3. End training with the dog wanting more – Work your dog until they peak, but still wanting more. As long as your dog is into it and motivated, you can work him/her. At our facility towards the end of the first week the dog is whining before they arrive and runs to the door leading to our training room and sits. They are motivated to get started because we don’t over work them. They always leave wanting more.
2. Always end on a good note – When training with your dog end on a win, win for the dog. If you are working on a new command or behavior and they are becoming frustrated go to something they know. For instance my dog knows how to shake. So, tell your dog to shake and reward with a treat. Shake is something they already know and can get a quick reward. Learning new behaviors is stressful. When I learned to repel off the side of a tower it was stressful, when you change jobs it is stressful, and when your dog learns a new command that is also stressful. Once they get it, it becomes fun. Dogs love performing, once they get it.

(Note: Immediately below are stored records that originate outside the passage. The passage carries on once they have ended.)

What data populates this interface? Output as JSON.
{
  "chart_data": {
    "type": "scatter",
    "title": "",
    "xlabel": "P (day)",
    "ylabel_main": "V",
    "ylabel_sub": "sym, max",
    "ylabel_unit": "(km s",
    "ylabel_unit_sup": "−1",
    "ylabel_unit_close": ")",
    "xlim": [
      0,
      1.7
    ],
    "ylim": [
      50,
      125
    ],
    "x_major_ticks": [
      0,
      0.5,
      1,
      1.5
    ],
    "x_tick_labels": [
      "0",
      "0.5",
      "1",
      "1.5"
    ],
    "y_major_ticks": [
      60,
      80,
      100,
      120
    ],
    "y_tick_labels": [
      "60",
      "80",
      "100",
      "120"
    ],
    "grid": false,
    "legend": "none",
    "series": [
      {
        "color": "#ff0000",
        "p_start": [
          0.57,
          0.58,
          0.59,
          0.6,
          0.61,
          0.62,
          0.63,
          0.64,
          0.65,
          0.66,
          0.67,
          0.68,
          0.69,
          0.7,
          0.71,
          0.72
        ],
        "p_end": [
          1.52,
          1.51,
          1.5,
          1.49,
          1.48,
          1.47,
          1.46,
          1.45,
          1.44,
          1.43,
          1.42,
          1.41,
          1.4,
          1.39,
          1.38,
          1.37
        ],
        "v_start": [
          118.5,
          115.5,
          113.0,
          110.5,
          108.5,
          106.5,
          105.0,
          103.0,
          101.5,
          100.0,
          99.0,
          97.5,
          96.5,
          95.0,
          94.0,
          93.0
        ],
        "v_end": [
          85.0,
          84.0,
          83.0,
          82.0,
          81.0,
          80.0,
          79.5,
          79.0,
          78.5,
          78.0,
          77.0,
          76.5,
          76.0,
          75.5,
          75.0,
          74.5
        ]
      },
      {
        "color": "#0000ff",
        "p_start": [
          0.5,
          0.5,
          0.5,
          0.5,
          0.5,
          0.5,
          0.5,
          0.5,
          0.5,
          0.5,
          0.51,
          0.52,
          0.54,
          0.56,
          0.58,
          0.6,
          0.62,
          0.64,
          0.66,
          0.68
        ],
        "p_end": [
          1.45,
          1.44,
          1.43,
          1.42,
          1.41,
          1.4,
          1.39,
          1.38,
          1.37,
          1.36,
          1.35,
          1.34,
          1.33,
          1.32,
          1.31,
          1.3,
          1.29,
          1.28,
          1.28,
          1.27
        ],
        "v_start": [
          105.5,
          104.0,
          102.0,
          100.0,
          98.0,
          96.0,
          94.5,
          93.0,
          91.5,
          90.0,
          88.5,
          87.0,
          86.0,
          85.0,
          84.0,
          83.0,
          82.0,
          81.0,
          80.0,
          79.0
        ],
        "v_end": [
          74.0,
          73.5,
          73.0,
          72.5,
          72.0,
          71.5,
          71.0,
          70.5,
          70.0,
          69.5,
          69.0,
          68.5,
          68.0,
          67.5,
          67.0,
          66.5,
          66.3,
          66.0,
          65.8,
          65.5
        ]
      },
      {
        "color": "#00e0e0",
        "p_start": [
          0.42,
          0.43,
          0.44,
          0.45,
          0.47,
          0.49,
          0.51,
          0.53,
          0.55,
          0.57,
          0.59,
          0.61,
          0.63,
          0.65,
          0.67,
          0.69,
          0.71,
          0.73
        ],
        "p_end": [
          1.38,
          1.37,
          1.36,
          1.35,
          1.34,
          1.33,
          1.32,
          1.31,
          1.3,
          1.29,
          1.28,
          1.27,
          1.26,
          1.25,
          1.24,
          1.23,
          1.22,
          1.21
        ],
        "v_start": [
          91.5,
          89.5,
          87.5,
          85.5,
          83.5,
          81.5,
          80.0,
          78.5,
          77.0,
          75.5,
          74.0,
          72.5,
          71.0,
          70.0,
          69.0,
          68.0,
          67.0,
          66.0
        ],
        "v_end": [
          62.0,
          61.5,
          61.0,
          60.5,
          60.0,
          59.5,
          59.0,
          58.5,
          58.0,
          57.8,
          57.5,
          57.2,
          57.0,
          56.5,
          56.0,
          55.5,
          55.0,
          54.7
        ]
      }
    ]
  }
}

1. Stay Calm and Be Happy – If you are having a bad day, are grumpy or getting frustrated with your dog do not train. Dogs are experts at reading our emotions. I know my wife doesn’t want to be around me if I’m grumpy and neither do my dogs. If you had a bad day at work skip a day of training. It’s better to skip a day than regress because your dog didn’t have any fun with you because you were not into it. Dogs a great companions and want to please. Have fun with your dog, reward with food, toys and praise and you will have a happy stress free life with your dog.